We went down to my parents cottage this afternoon and planned ahead to pick up dinner at a Subway we found through Google maps.  I rather hopelessly checked out a few other restaurants that would be on the way down, but most of them do not serve vegetables.  Well, I could get a plain salad.  Possibly pasta, but I would have to call each one and sound like a weirdo asking whether they have dairy in their marinara sauce – I am really tired of doing that, especially in this region.  I have a strong hunch that my daughter and I are the only vegans in the county.
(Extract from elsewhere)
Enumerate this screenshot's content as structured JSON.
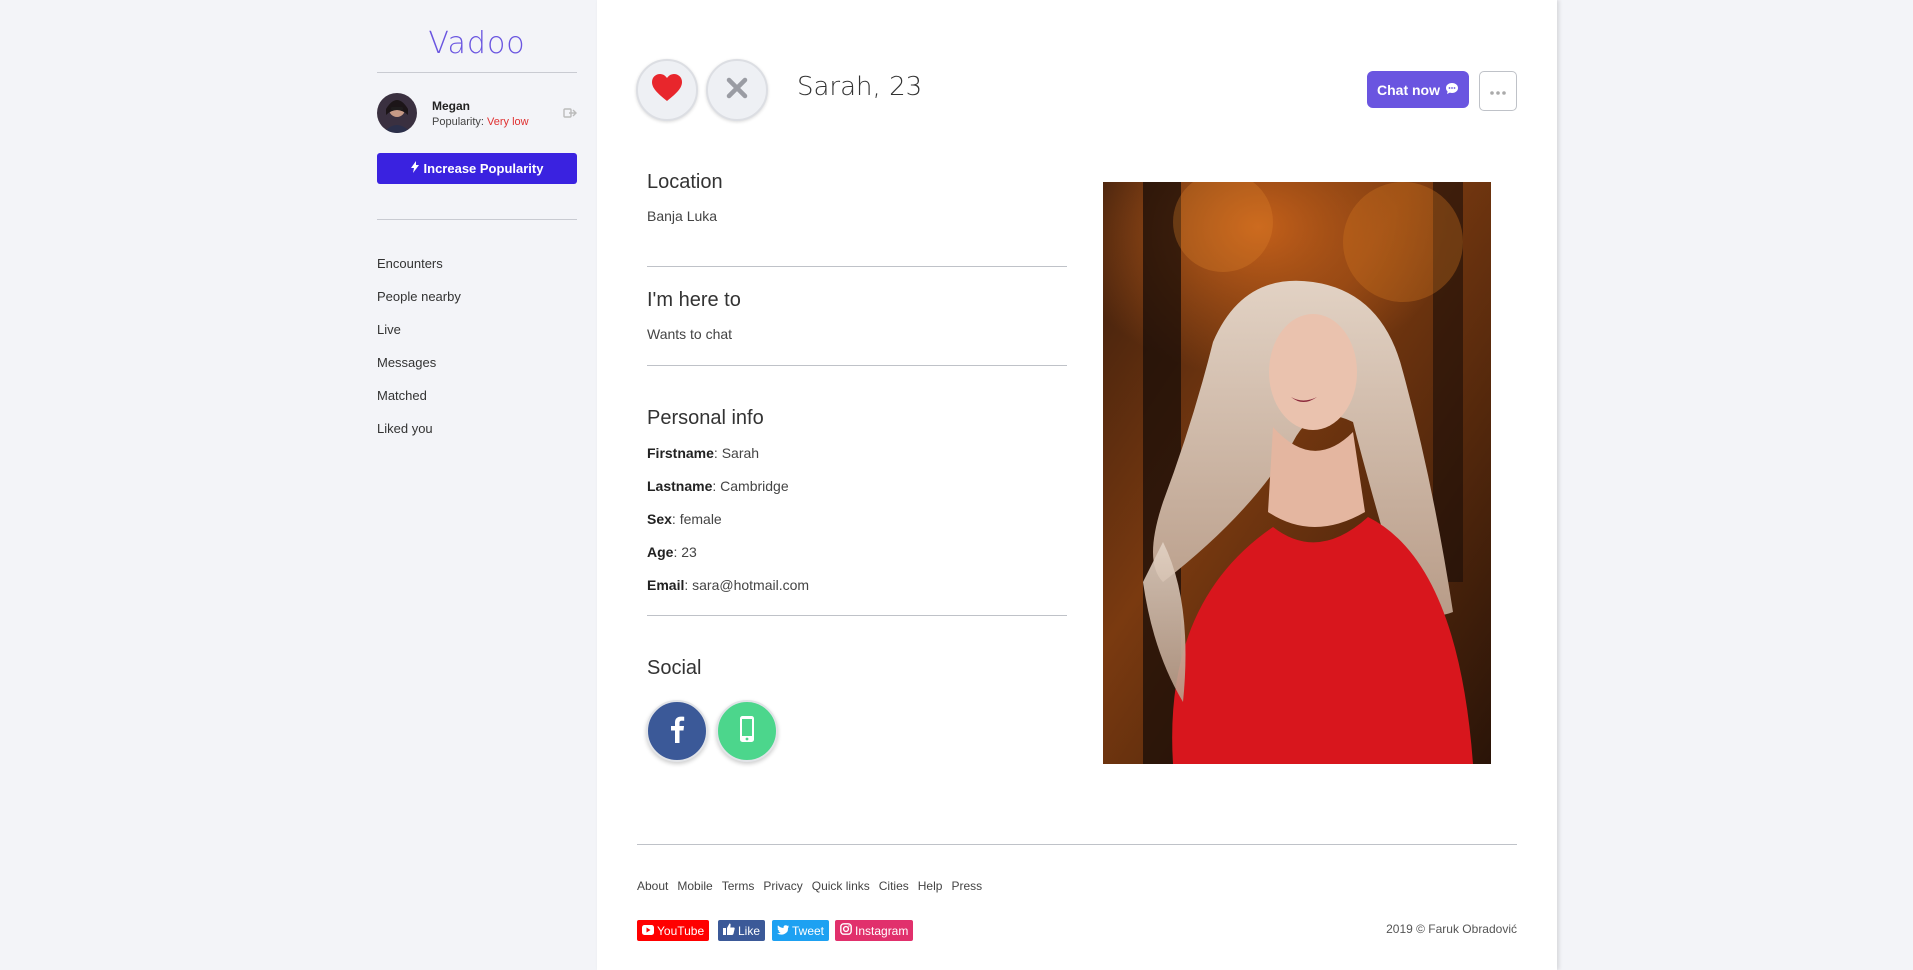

We had trouble finding the Subway and that was because it was inside a convenience store for a gas station.  So that is what it has come around to: the healthiest food in the region is to be found at the back of a gas station.  I’m grateful!  I got a veggie sandwich on whole wheat with everything.  They had spinach so I got that instead of lettuce, and of course plenty of hot peppers.  That sandwich was smokin’!

During the drive I listened to a series of podcasts from the Rudd Center for Food Policy and Obesity, out of Yale.  This center is run by the professor whose class I am watching online.  I like them.  There are shorter 3-4 minute ones on such subjects as discrimination against obese patients in hospitals and getting trans fats out of restaurants, and longer 20 minute ones interviewing experts.